Pulmonary hypertension (PH) is a life-threatening disease. The current PAH therapy can improve the survival and quality of life for PH patients, however, it is unable to reverse the pulmonary vascular remodeling, which will eventually lead to right heart failure and premature death. Therefore, more in-depth knowledge of the underlying mechanisms in the development and progression of PH are needed to facilitate the discovery of potential novel therapeutic targets.
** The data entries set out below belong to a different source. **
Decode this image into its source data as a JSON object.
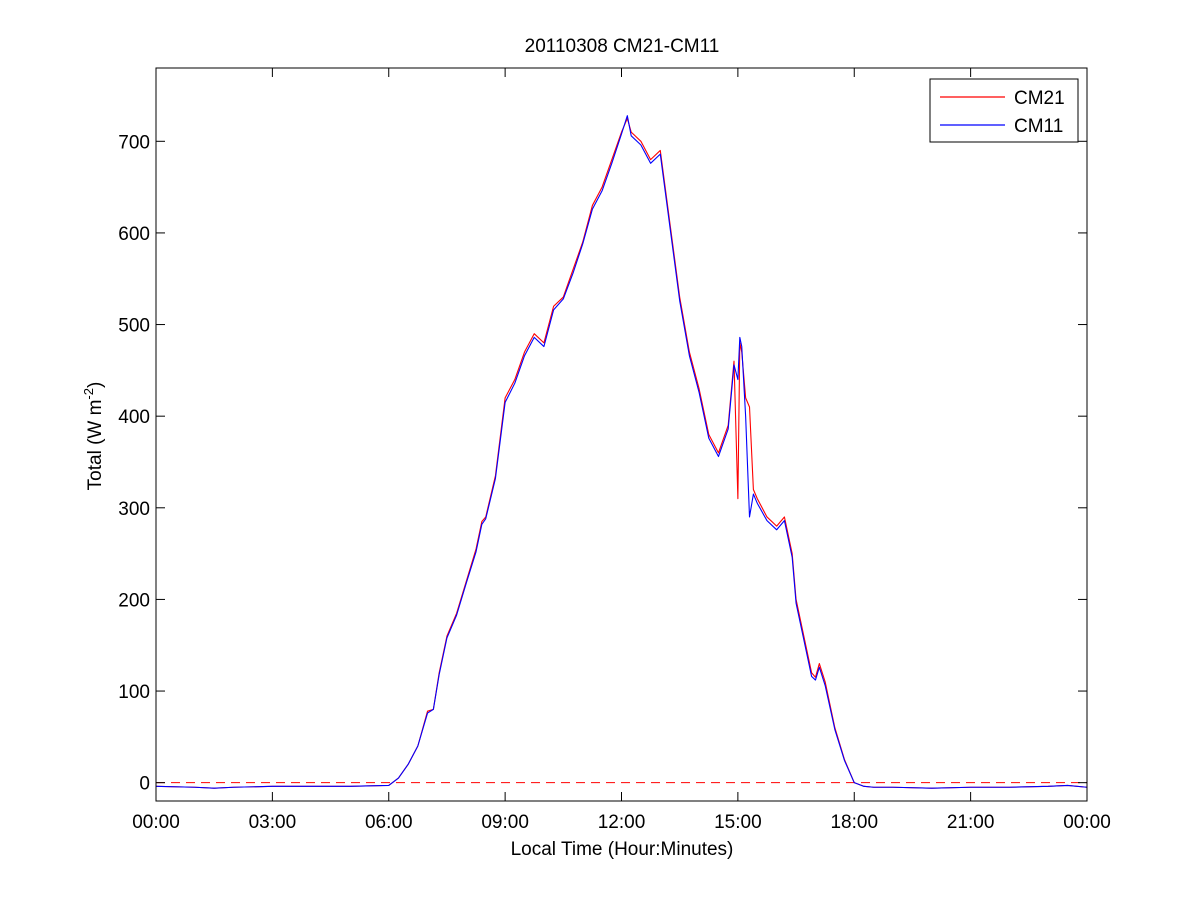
{
  "chart_data": {
    "type": "line",
    "title": "20110308 CM21-CM11",
    "xlabel": "Local Time (Hour:Minutes)",
    "ylabel": "Total (W m⁻²)",
    "ylabel_parts": {
      "pre": "Total (W m",
      "sup": "-2",
      "post": ")"
    },
    "xlim": [
      0,
      24
    ],
    "ylim": [
      -20,
      780
    ],
    "x_ticks": [
      0,
      3,
      6,
      9,
      12,
      15,
      18,
      21,
      24
    ],
    "x_tick_labels": [
      "00:00",
      "03:00",
      "06:00",
      "09:00",
      "12:00",
      "15:00",
      "18:00",
      "21:00",
      "00:00"
    ],
    "y_ticks": [
      0,
      100,
      200,
      300,
      400,
      500,
      600,
      700
    ],
    "y_tick_labels": [
      "0",
      "100",
      "200",
      "300",
      "400",
      "500",
      "600",
      "700"
    ],
    "grid": false,
    "legend_position": "top-right",
    "reference_line": {
      "y": 0,
      "style": "dashed",
      "color": "#ff0000"
    },
    "series": [
      {
        "name": "CM21",
        "color": "#ff0000",
        "x": [
          0,
          1,
          1.5,
          2,
          3,
          4,
          5,
          6,
          6.25,
          6.5,
          6.75,
          7,
          7.15,
          7.3,
          7.5,
          7.75,
          8,
          8.25,
          8.4,
          8.5,
          8.75,
          9,
          9.25,
          9.5,
          9.75,
          10,
          10.25,
          10.5,
          10.75,
          11,
          11.25,
          11.5,
          11.75,
          12,
          12.15,
          12.25,
          12.5,
          12.75,
          13,
          13.25,
          13.5,
          13.75,
          14,
          14.25,
          14.5,
          14.75,
          14.9,
          15,
          15.05,
          15.1,
          15.2,
          15.3,
          15.4,
          15.5,
          15.75,
          16,
          16.2,
          16.4,
          16.5,
          16.75,
          16.9,
          17,
          17.1,
          17.25,
          17.5,
          17.75,
          18,
          18.25,
          18.5,
          19,
          20,
          21,
          22,
          23,
          23.5,
          24
        ],
        "values": [
          -4,
          -5,
          -6,
          -5,
          -4,
          -4,
          -4,
          -3,
          5,
          20,
          40,
          78,
          80,
          120,
          160,
          185,
          220,
          255,
          285,
          290,
          335,
          420,
          440,
          470,
          490,
          480,
          520,
          530,
          560,
          590,
          630,
          650,
          680,
          710,
          725,
          710,
          700,
          680,
          690,
          610,
          530,
          470,
          430,
          380,
          360,
          390,
          460,
          310,
          480,
          470,
          420,
          410,
          320,
          310,
          290,
          280,
          290,
          250,
          200,
          150,
          120,
          115,
          130,
          110,
          60,
          25,
          0,
          -4,
          -5,
          -5,
          -6,
          -5,
          -5,
          -4,
          -3,
          -5
        ]
      },
      {
        "name": "CM11",
        "color": "#0000ff",
        "x": [
          0,
          1,
          1.5,
          2,
          3,
          4,
          5,
          6,
          6.25,
          6.5,
          6.75,
          7,
          7.15,
          7.3,
          7.5,
          7.75,
          8,
          8.25,
          8.4,
          8.5,
          8.75,
          9,
          9.25,
          9.5,
          9.75,
          10,
          10.25,
          10.5,
          10.75,
          11,
          11.25,
          11.5,
          11.75,
          12,
          12.15,
          12.25,
          12.5,
          12.75,
          13,
          13.25,
          13.5,
          13.75,
          14,
          14.25,
          14.5,
          14.75,
          14.9,
          15,
          15.05,
          15.1,
          15.2,
          15.3,
          15.4,
          15.5,
          15.75,
          16,
          16.2,
          16.4,
          16.5,
          16.75,
          16.9,
          17,
          17.1,
          17.25,
          17.5,
          17.75,
          18,
          18.25,
          18.5,
          19,
          20,
          21,
          22,
          23,
          23.5,
          24
        ],
        "values": [
          -4,
          -5,
          -6,
          -5,
          -4,
          -4,
          -4,
          -3,
          5,
          20,
          40,
          76,
          80,
          118,
          158,
          183,
          218,
          252,
          282,
          288,
          332,
          415,
          436,
          466,
          486,
          476,
          516,
          528,
          556,
          588,
          626,
          646,
          676,
          708,
          728,
          706,
          696,
          676,
          686,
          606,
          526,
          466,
          426,
          376,
          356,
          386,
          456,
          440,
          486,
          476,
          400,
          290,
          315,
          305,
          286,
          276,
          286,
          246,
          196,
          146,
          116,
          112,
          126,
          106,
          58,
          24,
          0,
          -4,
          -5,
          -5,
          -6,
          -5,
          -5,
          -4,
          -3,
          -5
        ]
      }
    ]
  }
}
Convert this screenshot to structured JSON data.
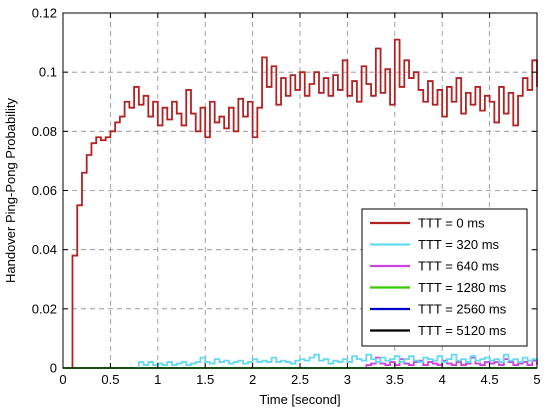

In Part I of this thesis, two different porcine models of early-stage PH, i.e. chronic thromboembolic pulmonary hypertension and combined pre- and post- capillary pulmonary hypertension (CpcPH), were used to investigate the cardiac pathophysiology of PH. The main findings are that: 1) mild right ventricular (RV) dysfunction characterized by reduced RV-PA coupling with preserved cardiac index is a common phenomenon at early-stage PH. This uncoupling was particularly present during exercise. 2) RV O2 delivery is a determinant of RV function during exercise at early-stage CpcPH. 3) TGF-β1 signaling might contribute to the onset of RV dysfunction. In part II of this thesis, a cohort of PH patients was followed to investigate the prognostic values of tryptophan metabolites, including kynurenine metabolites and melatonin. The main findings are that: 1) Abnormal circulating levels of tryptophan metabolites were correlated with long-term survival in PAH patients. 2) Pro-inflammatory cytokines, especially IL-6/IL-6Ra, induced kynurenine pathway activation similar to that seen in PAH patients in pulmonary vascular cells. 3) Melatonin levels were increased in PAH patients. However, PAH patients with lower levels of melatonin showed worse long-term survival, which likely was due to the loss of protective properties of melatonin.

The PhD defences will not take place publicly in the Senate Hall or Professor Andries Queridoroom due to the coronavirus. The candidates will defend their thesis online.